Se bem que a questão com que comecei era se é possível alguém ter acesso a informações privilegiadas a respeito do filme que é o mundo...

E eu sei lá! Senão vejamos:

Imaginemos uma pessoa que tranquilamente tome sua xícara de café ou litro de coca-cola na janela de um apartamento situado exatamente na esquina de duas ruas e de onde ela tenha visão privilegiada e completa das calçadas das duas ruas que se encontram. Esta mesma pessoa, observando a vida da esquina enquanto pensa sobre destino, digamos, vê se aproximarem um rapaz sobre seu skate e uma senhora com um vaso de flores, cada um numa rua, em direção à esquina. Com a xícara ou a garrafa na mão, a pessoa, que é um travesti, suponhamos, solta um pequeno riso ao ver que o choque inevitável entre a senhora e o skatista não produz nenhum efeito grave a não ser a surpresa, sobretudo da velhinha, e do vaso que ao cair no chão, felizmente não se quebrou. É claro que nosso observador travesti não compartilha da surpresa da velhinha singela e do skatista emo, pois ela já sabia...

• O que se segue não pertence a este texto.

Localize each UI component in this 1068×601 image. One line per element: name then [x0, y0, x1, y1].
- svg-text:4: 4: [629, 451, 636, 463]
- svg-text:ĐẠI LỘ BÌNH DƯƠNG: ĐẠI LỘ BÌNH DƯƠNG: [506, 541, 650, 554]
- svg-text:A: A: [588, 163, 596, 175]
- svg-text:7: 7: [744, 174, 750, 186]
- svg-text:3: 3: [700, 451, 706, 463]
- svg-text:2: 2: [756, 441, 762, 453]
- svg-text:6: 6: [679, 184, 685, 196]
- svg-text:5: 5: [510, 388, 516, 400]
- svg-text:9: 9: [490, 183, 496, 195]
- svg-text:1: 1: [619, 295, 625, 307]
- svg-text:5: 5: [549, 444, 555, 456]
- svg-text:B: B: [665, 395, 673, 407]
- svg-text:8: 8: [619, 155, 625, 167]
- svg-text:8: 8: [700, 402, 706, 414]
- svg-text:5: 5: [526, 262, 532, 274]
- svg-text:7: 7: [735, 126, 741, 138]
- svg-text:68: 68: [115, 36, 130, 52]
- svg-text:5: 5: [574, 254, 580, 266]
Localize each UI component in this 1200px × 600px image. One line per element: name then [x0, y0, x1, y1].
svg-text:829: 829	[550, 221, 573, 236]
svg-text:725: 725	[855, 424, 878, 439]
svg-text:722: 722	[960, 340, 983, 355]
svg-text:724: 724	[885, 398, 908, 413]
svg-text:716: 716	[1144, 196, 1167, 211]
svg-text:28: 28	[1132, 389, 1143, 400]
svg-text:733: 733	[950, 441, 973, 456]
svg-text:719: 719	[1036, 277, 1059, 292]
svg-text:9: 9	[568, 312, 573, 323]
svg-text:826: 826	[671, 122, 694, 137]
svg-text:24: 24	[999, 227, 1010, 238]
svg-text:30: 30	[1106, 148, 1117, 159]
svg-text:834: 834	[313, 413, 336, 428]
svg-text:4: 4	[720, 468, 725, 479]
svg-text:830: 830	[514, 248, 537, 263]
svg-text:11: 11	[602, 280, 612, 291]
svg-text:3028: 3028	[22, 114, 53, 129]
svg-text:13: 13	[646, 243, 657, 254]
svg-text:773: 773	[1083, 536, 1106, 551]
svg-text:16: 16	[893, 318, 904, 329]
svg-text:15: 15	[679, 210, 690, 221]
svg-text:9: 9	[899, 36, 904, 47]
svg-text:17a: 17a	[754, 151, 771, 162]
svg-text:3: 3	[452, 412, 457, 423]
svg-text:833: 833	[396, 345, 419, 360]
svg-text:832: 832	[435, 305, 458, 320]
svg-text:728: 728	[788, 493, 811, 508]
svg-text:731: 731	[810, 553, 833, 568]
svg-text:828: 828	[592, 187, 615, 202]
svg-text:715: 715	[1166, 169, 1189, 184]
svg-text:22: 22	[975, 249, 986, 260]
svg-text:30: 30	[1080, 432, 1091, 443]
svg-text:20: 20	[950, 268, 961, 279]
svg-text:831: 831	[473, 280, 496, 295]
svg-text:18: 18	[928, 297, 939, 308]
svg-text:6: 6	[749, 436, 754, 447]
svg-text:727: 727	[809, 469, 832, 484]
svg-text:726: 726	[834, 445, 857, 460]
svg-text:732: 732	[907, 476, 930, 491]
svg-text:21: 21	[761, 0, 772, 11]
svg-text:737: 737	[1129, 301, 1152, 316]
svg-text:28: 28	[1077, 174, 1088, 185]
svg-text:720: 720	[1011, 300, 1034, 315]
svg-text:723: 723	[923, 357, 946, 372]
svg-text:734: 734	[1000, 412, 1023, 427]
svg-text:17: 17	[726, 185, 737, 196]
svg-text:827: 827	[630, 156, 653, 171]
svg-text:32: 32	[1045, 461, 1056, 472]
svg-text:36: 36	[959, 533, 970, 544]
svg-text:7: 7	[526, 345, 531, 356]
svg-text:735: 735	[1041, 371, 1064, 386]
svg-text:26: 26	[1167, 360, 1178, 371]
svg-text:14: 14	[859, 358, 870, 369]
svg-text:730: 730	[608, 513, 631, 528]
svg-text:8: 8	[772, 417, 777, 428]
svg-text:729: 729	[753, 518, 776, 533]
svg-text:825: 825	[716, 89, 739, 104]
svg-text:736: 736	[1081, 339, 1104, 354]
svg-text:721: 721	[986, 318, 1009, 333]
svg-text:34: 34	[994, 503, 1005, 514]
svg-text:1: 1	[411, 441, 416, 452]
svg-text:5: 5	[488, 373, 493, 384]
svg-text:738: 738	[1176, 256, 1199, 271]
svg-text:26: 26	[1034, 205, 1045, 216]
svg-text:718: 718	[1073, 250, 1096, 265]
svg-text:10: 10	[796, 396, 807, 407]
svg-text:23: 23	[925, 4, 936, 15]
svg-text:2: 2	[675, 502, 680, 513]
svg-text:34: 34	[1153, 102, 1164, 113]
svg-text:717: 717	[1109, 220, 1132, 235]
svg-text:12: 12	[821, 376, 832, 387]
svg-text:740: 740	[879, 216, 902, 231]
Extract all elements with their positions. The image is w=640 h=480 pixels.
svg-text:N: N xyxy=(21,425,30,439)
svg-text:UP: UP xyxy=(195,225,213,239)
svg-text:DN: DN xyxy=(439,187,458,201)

Teóricos da teoria dos sistemas já diziam que quanto mais informação se tiver da posição e da interação de um sistema em um dado momento, mais fácil será para prever suas posições e interações no futuro... Ou seja, quanto mais se sabe do presente, mais se sabe do futuro. Claro e evidente... Se não fosse assim não existiria medicina nem química. Mas aí vêm teóricos da teoria do caos dizendo que há variáveis que são funções de aspectos mais ou menos desconhecidos do funcionamento desses mesmos sistemas, que interferem no presente de maneira tal que se torna praticamente impossível a previsão do futuro... ou seja, seja o que deus quiser. Efeito borboleta nos couros das pessoas...

E então?

E então que beber com moderação de cada um dos remédios pode ser uma solução ótima: tira o perigo de uma pessoa se tornar uma marionete sem ação que só funciona à base de tarô e signos e ascendentes e etc, ao mesmo tempo que se impede que alguém se perca num canto do labirinto da vida, batendo a cabeça contra o mundo, ou se aventurando de forma louca e desequilibrada...

E ainda sobra a questão sobre se é mesmo bom e útil se conhecer o futuro. Por exemplo, se vc fica sabendo agora, nesse instante, que está vivendo seus últimos dias de vida, vc vai realmentese sentir melhor e mais sábio, ou o stress e ansiedade vão estragar tudo de um jeito que a dádiva de informações vindas do futuro acabarão por bagunçar todo o presente? Outra questão que se segue seria: sabendo desse futuro, poderia mudá-lo? Ou “a pessoa é para o que nasce”, como dizem as ceguinhas de Campina Grande, e nada poderia ser feito?

Tá vendo, quem mandou começar a pensar sobre isso...

Bem, sei é que a vida continua, e agradeçamos a não sei quem por essa sensação muito convincente de “livre-arbítrio” com que vivemos, mesmo que em momentos pontuais na saga pessoal de cada um, entendamos que há uma grande possibilidade de que isso seja pura e terapêutica literatura.